Abstract: Deep neural networks are vulnerable to adversarial examples, which has been threatening their application in safety-critical scenarios. Based on the explanation that adversarial examples arise from the highly linear behavior of neural networks, a model robustness enhancement algorithm based on scale-invariant condition number constraint is proposed. Firstly, all weight matrices are used to calculate their norms during the adversarial training process, and the scale-invariant constraint term is obtained through the logarithmic function. Secondly, the scale-invariant condition number constraint item is incorporated into the outer framework of adversarial training optimization, and the condition number value of all weight matrices are iteratively reduced through backpropagation, thereby performing linear transformation of the neural network in a well-conditioned high-dimensional weight space, to improve robustness against adversarial perturbations. This algorithm is suitable for visual models of both convolution and Transformer architectures. It can not only significantly improve the robust accuracy against white-box attacks such as PGD and AutoAttack, but also effectively enhance the adversarial robustness of defending against black-box attack algorithms including square attack. Incorporating the proposed constraint during adversarial training on Transformer-based image classification model, the condition number value of weight matrices drops by 20.7% on average, the robust accuracy can be increased by 1.16?percentage points when defending against PGD attacks.

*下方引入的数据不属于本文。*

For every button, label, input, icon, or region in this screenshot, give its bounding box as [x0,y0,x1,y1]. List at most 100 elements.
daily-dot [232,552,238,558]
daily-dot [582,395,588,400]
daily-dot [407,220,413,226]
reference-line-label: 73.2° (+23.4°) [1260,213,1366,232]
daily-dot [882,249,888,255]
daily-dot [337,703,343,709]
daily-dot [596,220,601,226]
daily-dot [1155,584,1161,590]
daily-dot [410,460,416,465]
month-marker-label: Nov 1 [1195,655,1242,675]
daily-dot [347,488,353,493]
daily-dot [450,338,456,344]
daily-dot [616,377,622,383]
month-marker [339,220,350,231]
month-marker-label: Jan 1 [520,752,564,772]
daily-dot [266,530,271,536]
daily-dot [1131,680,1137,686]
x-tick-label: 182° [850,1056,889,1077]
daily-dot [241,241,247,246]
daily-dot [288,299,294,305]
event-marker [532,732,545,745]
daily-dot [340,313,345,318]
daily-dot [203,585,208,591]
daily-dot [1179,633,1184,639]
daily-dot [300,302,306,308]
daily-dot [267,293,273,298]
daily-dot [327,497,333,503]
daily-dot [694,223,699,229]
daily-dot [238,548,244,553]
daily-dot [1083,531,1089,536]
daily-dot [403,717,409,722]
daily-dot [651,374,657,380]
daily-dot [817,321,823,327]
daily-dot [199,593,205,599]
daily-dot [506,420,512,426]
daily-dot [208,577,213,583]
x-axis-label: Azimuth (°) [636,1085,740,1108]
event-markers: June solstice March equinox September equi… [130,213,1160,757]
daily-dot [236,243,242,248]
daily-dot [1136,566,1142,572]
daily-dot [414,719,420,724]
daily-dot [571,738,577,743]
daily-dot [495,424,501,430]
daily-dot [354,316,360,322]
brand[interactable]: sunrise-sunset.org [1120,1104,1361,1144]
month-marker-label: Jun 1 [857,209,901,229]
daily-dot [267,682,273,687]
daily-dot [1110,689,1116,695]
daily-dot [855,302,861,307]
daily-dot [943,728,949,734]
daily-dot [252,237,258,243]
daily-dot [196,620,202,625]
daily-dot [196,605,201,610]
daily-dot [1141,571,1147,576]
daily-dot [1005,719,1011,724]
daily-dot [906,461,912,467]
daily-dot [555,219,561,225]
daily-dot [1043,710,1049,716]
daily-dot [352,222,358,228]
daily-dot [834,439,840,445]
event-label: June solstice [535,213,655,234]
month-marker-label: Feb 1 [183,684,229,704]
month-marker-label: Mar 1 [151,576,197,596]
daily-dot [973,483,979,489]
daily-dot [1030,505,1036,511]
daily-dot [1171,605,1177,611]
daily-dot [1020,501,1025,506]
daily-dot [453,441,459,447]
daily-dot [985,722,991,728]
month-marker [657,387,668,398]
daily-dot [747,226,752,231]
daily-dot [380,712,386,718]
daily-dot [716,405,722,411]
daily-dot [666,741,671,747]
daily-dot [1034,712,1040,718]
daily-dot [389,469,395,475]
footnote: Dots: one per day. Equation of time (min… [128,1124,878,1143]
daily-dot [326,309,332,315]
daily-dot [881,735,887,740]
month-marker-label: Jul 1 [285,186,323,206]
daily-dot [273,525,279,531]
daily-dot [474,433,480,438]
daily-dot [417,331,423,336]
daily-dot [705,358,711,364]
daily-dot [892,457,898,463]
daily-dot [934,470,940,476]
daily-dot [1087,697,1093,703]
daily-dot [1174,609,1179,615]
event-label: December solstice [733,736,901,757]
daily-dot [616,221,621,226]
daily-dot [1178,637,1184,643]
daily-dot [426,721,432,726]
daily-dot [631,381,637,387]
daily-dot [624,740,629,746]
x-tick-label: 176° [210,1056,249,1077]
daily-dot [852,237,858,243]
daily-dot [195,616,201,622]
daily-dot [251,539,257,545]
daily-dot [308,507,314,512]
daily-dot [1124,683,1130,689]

Compared with similar methods such as Lipschitz constraints, the proposed method can also improve the accuracy of clean examples and alleviate the problem of low generalization caused by adversarial training.

Key words: adversarial training, adversarial robustness, condition number, scale-invariance, image classification

徐杨宇, 高宝元, 郭杰龙, 邵东恒, 魏宪. 尺度不变的条件数约束的模型鲁棒性增强算法[J]. 计算机工程与应用, 2024, 60(8): 140-147.

XU Yangyu, GAO Baoyuan, GUO Jielong, SHAO Dongheng, WEI Xian. Model Robustness Enhancement Algorithm with Scale Invariant Condition Number Constraint[J]. Computer Engineering and Applications, 2024, 60(8): 140-147.

参考文献

[1] KRIZHEVSKY A, SUTSKEVER I, HINTON G E. Imagenet classification with deep convolutional neural networks[C]// Advances in Neural Information Processing Systems, 2012.
[2] REDMON J, DIVVALA S, GIRSHICK R, et al. You only look once: unified, real-time object detection[C]//Proceedings of the IEEE Conference on Computer Vision and Pattern Recognition, 2016.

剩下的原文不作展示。